7. (Enterprise+) Manage Enrollment

  • Reset Users can be viewed under Users and Roles > Manage Reset Users.
  • The Enrollment Report can be found under Reports > Enrollment Status
    • This displays all Reset Users and their current status.
  • Unenrolled users: can be emailed with a link to setup their Reset Challenge answers.
    • Note: For Users to receive email from the system the Email integration must be setup and the users must have a "Confirmed" email address

Manage User Enrollment


8. Self-Service Password Reset

Once users are enrolled, they can reset their passwords via:

  • The Forgot Password link on the Web Client Login Page (https://localhost:10001/Account/ForgotPassword, by default), or,
  • The Windows Login Integration Client

 Self-Service Password Reset



Double-check the following settings:

  • Viewing Detailed Errors:
    • A general error message (purposely discreet) may indicate specific errors that will help resolve the problem
      • Administrators can find more information in the Event Logging or Detailed Logs
  • The Challenge Configuration:
    • Must be enabled
      • Manage Login Reset Challenges > Challenge Configuration > Actions > Edit > Edit Challenge Policy > Allow Resets = Enabled


  • User Enrollment in the Challenge Policy
    • A directory user needs to setup their security question answers, before using the Login Reset.

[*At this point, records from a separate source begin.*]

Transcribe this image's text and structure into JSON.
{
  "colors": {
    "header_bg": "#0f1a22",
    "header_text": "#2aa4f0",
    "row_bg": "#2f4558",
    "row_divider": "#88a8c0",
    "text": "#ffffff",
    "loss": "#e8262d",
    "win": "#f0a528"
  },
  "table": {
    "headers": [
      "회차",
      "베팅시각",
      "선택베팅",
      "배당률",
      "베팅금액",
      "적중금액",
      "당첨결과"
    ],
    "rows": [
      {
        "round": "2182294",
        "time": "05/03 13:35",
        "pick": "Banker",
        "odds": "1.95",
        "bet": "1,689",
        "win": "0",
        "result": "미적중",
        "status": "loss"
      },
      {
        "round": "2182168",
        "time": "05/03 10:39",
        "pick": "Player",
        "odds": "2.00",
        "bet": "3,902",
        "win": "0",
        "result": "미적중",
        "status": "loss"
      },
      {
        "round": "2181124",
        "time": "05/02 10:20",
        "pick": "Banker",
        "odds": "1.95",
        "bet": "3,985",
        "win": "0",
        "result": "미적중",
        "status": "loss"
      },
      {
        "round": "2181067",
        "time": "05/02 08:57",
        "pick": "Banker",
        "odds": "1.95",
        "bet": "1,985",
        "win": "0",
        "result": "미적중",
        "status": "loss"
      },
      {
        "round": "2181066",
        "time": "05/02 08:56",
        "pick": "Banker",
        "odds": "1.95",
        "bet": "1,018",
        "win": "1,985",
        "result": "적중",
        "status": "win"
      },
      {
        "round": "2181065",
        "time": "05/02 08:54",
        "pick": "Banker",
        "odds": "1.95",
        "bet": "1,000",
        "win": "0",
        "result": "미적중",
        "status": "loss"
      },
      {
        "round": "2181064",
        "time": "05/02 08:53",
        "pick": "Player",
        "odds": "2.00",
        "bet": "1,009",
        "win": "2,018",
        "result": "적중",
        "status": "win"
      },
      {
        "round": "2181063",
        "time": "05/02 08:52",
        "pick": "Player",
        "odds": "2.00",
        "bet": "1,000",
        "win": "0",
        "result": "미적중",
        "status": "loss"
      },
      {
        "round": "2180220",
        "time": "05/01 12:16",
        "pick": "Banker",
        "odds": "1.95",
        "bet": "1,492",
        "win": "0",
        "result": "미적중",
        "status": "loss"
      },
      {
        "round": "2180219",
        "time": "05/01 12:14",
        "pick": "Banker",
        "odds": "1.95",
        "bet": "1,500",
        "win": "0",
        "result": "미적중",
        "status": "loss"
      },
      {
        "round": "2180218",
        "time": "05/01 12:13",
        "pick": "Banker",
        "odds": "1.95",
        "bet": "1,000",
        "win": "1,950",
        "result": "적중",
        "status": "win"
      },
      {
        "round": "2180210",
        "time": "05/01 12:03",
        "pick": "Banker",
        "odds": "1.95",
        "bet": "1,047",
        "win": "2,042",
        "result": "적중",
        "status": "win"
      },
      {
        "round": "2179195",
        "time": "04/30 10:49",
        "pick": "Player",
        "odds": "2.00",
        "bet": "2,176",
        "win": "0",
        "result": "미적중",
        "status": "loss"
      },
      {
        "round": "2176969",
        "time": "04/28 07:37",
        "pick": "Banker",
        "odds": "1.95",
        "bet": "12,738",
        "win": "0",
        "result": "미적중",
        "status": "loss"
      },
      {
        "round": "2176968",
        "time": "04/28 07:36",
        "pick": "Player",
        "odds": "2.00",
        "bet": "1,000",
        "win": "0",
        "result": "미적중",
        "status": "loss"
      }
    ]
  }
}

  • AD Password Policy Requirements
    • AD user passwords will need to comply with AD policy (see step 5 above), for example, Password requirements


  • AD/LDAP Directory Connection Settings:
    • The Directory Connection user account (configured in the AD/LDAP Directory setup) will be used to reset the users' passwords, and must have permission on the directory to reset user passwords.
    • "Allow Password Changes" must be set on the directory


  •  Plesant.Identity Password set Failed Error:
    • Some users reported getting the above error when attempting to reset their user passwords.
    • Upon reviewing the "minimum password age" in default domain policy they indicated it was set to 2 days. Changing to 0 will allow passwords to be reset as expected.